3.1. Die vorindustrielle Gesellschaft
Die vorindustrielle Gesellschaft war vor allem durch drei sich stark voneinander unterscheidende und getrennte Stände gekennzeichnet, dem Adel, dem Bürgertum (Stadt) und dem Bauernstand (Land). Die Bauern machten etwa 80 % der Bevölkerung auf dem Land aus, während sich das Bürgertum auf die Städte konzentrierte. Innerhalb der Stände waren Berufsmöglichkeiten, Abgaben und Lebensbedingungen rechtlich streng festgelegt. Somit bildeten sich besonders durch diese ungleichen rechtlichen Bestimmungen wesentliche Dimensionen sozialer Ungleichheit heraus. Die Stellung des Einzelnen war vor allem durch die familiäre Herkunft bestimmt und ein Aufstieg in einen höheren Stand war selten (vgl. Hradil 1999: 44f.).
3.2. Die frühindustrielle Gesellschaft
Die Entwicklung von der Ständegesellschaft zur frühindustriellen Gesellschaft ist vor allem durch die Flucht in die Städte geprägt. Außerdem kam es durch die Bauernbefreiung zu ökonomischen und gesellschaftlichen Veränderungen. Den Bauern war es nun möglich Boden, Gebäude oder Ländereien zu erwerben. Allerdings führte dies sehr oft zu einer Verschuldung der Bauern, die daraufhin vor allem in den Fabriken in den Städten unter häufig miserablen Arbeitsbedingungen und Löhnen arbeiteten mussten. Dies führte einerseits zu der Herausbildung der Klasse der Fabrikherren und andererseits der Klasse der Arbeiter – es entstand die Klassengesellschaft. Der Besitz löste die Herkunft als dominierenden Faktor sozialer Ungleichheit ab (Hradil 1999: 63ff.).

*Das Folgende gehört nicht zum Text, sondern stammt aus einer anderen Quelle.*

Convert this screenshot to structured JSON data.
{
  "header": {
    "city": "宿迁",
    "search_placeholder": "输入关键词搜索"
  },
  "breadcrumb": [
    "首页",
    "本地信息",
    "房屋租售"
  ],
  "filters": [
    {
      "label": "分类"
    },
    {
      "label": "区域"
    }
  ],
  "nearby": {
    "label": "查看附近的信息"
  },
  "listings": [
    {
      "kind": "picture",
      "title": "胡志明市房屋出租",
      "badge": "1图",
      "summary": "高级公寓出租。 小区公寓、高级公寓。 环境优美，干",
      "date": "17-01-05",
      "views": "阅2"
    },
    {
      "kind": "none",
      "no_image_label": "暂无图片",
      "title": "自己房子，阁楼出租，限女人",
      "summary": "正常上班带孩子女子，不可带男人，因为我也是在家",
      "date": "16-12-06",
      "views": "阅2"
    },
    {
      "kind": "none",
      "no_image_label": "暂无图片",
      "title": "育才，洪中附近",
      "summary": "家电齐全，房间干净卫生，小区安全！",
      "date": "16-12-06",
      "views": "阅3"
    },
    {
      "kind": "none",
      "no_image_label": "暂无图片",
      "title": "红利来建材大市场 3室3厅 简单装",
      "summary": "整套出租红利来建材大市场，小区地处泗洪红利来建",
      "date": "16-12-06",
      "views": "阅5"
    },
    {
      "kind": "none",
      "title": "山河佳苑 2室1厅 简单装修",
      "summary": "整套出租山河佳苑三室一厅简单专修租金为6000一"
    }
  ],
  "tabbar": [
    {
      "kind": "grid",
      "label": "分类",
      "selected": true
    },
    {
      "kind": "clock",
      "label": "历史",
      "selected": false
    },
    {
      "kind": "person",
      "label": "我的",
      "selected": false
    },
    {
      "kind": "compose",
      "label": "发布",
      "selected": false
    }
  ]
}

3.3. Die moderne Gesellschaft
Die moderne Gesellschaft wird je nach Forschungsansatz mit dem Beginn der Industrialisierung verbunden. In Deutschland unterscheidet man drei Phasen der Entwicklung: Die erste Phase war vor allem durch die technischen Neuerungen wie den Eisenbahn- und Maschinenbau geprägt. Die Arbeits- und Lohnbedingungen passten sich den neuen Strukturen an, es entstanden Gewerkschaften, sozialistische Parteien und die Arbeiterbewegung. Die zweite Phase ist durch die Reichsgründung gekennzeichnet und endete mit dem Ausbruch des Ersten Weltkrieges. Das Wachstum in dieser Zeit erfolgte vor allem aufgrund des technischen Fortschritts (Elektrizität, Telefone, etc.) und ermöglichte unter anderem den Gewerkschaften die Durchsetzung besserer Arbeits- und Lohnbedingungen. In dieser Zeit wurden auch die Sozialversicherungen eingeführt. Die Zwischenkriegszeit gilt als dritte Phase. In der Weimarer Republik versuchte man durch einheitliches Wahlrecht und ein parlamentarisches Regierungssystem mögliche Ungleichheiten zu beseitigen. vgl. Hradil 2012: o.S.). Mit Ende des Zweiten Weltkrieges, dem langsamen Rückgang der Vormachtstellung der Industrie und der Entwicklung des Dienstleistungssektors, wurden immer mehr die beruflichen Qualifikationen wichtigste Determinanten sozialer Ungleichheit in Deutschland (vgl. ebd.).